In the 1951 reference book, American Novelists of Today, it says of Eric Hatch, “He writes entertaining popular novels which are enlivened by a pleasant vein of humor and by light, satirical characterizations.” This is a polite academic way of saying, “Eric Hatch writes screwball comedies.”
Screwball comedies such as “Bringing Up Baby” and “Mr. and Mrs. Smith” were staples of Hollywood film-making in the 1930s and 1940s and a few are now considered among the finest examples of the art. The situations of screwball comedies were usually ridiculous–mistaken identities, cross-dressing, assumed crimes (the same sort of things that worked for Aristophanes and Shakespeare)–but there is one constant: silly idle rich people.
Well, this is exactly the same raw material Eric Hatch mined in nearly 20 novels written between 1928 and the early 1970s–most of them in the first twenty years of that time. It’s no coincidence that the one novel for which Hatch is likely to be remembered today–My Man Godfrey–was made into one of the greatest of all Hollywood screwball comedies. Five Days (later retitled Five Nights when issued as a Bantam paperback in 1948, mainly to play up the sex angle) is a perfect example.
As the book opens, Beadleston Preece, known in the papers as the “Millionaire Sportsman”, sits dejected on the terrace of his Long Island mansion as night falls. The auctioneers’ men haved just hauled off all his belongings. For reasons he little comprehends, his fortune, so his broker tells him, has evaporated in the stock market and he is now penniless. He begins to think his only recourse is to go up to his bedroom and hang himself when he turns to find a man holding a gun on him.
He turns out to be a burglar all set to rob the house. Preece breaks the bad news to him and soon Swazey (Lionel Stander, if Hollywood had gotten around to filming this) is commiserating alongside. “Say,” Swazey interjects, “did you beat up dis guy what lost your chink for you?” And soon, thanks to Swazey’s immoral leadership, the two are sneaking onto the stock broker’s estate and stealing his fifty-foot yacht.
Over the course of the next five days (or nights, depending on which edition you’re reading), Preece and Swazey manage to accumulate a small band of fellow runaways, including an Episcopalian bishop, a debutante, a girl from the Jersey waterfront, and the unhappy husband of patent-medicine heiress. Their ramblings around Long Island and New York City waters takes them to such fixtures of East Coast society as the Harvard-Yale Regatta and a lavish dinner dance in Newport. And there a few more crimes, such as a break-in at a fancy Newport dress shop, all pulled off with the lightest of excuses and consciences, and lots of hot and cold running booze.

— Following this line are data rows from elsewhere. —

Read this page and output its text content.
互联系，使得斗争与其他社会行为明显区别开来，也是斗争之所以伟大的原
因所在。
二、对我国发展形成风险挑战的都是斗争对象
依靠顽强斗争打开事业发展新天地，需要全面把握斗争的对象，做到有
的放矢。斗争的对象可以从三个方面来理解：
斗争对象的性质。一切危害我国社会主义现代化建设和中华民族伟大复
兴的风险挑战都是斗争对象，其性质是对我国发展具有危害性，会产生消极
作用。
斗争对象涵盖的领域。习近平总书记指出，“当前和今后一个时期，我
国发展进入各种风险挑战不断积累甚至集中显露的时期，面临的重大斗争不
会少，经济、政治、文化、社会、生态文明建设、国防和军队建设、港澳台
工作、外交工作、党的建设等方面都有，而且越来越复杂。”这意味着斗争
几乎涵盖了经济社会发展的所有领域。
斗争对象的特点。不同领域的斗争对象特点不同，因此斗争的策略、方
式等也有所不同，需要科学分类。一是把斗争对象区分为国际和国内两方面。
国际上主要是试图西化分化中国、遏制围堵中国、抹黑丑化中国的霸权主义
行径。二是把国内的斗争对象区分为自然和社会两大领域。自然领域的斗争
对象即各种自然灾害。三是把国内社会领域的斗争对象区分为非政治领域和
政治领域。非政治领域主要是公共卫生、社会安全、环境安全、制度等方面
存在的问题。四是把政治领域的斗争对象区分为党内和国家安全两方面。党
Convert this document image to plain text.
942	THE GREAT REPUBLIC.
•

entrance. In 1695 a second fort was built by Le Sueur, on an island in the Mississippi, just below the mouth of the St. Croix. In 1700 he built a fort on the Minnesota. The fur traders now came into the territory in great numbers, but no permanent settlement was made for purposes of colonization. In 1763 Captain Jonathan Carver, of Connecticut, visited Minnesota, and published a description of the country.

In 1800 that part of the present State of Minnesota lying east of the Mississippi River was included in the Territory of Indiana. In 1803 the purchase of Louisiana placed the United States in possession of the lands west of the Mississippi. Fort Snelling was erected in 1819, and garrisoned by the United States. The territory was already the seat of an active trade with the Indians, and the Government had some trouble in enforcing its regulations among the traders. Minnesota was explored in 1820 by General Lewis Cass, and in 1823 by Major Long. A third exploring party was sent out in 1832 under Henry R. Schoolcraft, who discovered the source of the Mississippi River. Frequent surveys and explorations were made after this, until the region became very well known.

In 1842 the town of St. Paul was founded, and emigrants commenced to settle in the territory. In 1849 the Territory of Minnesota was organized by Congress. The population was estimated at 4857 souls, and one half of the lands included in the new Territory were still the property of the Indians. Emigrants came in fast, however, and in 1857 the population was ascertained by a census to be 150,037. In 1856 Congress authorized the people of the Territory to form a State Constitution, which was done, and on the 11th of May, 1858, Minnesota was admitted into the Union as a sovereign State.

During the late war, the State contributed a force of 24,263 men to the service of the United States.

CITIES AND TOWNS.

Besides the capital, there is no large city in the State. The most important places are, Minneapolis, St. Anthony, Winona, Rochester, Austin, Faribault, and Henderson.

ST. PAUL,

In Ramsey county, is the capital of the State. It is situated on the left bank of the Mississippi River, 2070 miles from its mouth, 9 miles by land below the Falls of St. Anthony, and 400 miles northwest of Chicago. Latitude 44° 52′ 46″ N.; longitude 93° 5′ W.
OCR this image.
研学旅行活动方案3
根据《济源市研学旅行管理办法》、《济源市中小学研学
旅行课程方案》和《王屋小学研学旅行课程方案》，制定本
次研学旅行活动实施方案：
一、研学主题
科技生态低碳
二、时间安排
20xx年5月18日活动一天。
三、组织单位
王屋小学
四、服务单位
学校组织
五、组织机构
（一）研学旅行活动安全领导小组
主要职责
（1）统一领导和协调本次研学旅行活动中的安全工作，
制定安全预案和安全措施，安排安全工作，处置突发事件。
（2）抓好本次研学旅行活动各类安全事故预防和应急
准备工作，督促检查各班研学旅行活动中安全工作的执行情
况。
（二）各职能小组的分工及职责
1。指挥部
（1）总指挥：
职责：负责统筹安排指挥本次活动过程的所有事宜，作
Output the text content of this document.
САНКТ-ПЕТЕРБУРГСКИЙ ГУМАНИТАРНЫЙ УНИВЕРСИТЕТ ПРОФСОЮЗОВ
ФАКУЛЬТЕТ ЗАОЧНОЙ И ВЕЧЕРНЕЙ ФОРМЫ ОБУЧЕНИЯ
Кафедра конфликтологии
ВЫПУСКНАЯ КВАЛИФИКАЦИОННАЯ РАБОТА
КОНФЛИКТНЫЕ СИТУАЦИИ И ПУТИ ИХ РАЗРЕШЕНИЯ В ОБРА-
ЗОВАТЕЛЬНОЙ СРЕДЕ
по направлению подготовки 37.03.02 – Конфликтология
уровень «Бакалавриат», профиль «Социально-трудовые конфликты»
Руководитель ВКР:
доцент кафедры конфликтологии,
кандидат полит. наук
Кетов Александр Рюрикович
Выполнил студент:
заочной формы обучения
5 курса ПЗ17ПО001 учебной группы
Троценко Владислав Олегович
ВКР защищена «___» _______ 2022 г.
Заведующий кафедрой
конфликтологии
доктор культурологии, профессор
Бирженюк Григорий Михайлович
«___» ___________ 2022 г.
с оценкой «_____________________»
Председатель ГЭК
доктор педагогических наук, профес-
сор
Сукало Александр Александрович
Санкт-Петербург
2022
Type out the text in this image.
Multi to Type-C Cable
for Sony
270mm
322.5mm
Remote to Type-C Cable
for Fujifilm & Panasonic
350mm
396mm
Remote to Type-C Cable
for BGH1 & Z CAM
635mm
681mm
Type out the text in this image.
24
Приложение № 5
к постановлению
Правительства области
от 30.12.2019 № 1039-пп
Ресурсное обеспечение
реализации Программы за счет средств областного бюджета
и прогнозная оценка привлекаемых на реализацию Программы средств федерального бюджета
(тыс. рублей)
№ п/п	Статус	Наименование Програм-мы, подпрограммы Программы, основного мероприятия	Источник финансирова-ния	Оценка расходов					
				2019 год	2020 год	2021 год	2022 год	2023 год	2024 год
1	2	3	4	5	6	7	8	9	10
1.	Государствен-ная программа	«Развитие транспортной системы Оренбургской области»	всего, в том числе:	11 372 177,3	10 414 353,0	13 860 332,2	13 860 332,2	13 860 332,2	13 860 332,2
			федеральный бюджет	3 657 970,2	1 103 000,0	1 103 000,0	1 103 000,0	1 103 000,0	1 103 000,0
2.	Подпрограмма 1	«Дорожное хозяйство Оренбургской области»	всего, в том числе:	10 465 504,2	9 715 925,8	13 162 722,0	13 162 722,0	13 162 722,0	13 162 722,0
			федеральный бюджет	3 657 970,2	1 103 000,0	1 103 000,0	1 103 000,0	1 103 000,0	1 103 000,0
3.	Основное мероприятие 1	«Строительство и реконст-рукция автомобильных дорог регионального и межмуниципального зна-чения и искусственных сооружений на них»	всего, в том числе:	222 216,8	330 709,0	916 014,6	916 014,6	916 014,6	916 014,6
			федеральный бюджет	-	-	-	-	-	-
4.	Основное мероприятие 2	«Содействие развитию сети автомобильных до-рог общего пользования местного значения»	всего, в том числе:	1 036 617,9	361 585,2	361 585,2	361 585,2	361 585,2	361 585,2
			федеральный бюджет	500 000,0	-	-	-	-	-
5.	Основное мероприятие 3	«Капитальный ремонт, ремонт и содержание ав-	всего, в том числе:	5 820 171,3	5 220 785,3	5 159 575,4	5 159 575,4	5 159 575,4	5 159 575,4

As I read Five Days, I kept picturing the unmade film version. Preece would have to be played by someone with the right touch of naivete–Joel McCrea, probably. Mary from Jersey would have to be young and a bit street-smart–Ginger Roger would be too old, Betty Hutton too young. Bishop Hartley would have to someone with a nice balance of propriety and mischief–Edward Everett Horton, maybe. Lewis Stone, probably not–not mischievous enough.
“Move over, Wodehouse! Make room for Eric Hatch,” wrote a reviewer of one of Eric Hatch’s early novels, and there’s a lot of truth in that statement. P. G. Wodehouse’s reputation is now well-fixed in the literary firmament, despite the utterly frivolous nature of all his work and that bit of unpleasantness during his time in Nazi-occupied France. Yet one can easily argue that much of Hatch’s work shares the same characteristics that have enabled Wodehouse’s work to survive the test of time. The classic Wodehouse novel sits somewhere in the ambiguous zone between the end of the Great War and the start of the Great Depression. Hatch’s period sites about a decade or so later, between the end of Prohibition and the introduction of television. Both build on a solid bedrock of silly, idle, but fundamentally good-natured and tolerant rich people and working class characters with rough exteriors and hearts of gold.
Hatch’s characters aren’t quite as prim as Wodehouse’s. They drink and smoke and break a law or two along the way. And I can’t imagine a Wodehouse woman muttering “Itch-bay” to a shrewish wife, as one of Hatch’s does. But Hatch’s novels have the same sense of being fixed in a particular period while managing to seem timeless, and I have to say I did actually find myself chuckling at a number of points throughout the book. If things in the world were just, which they aren’t, we would see Five Days, Road Show, and Little Darling sitting a few feet down the shelves from The Inimitable Jeeves. But if the rest of the world can’t manage to figure this out, that won’t keep me from giving a few more of Eric Hatch’s novels a try.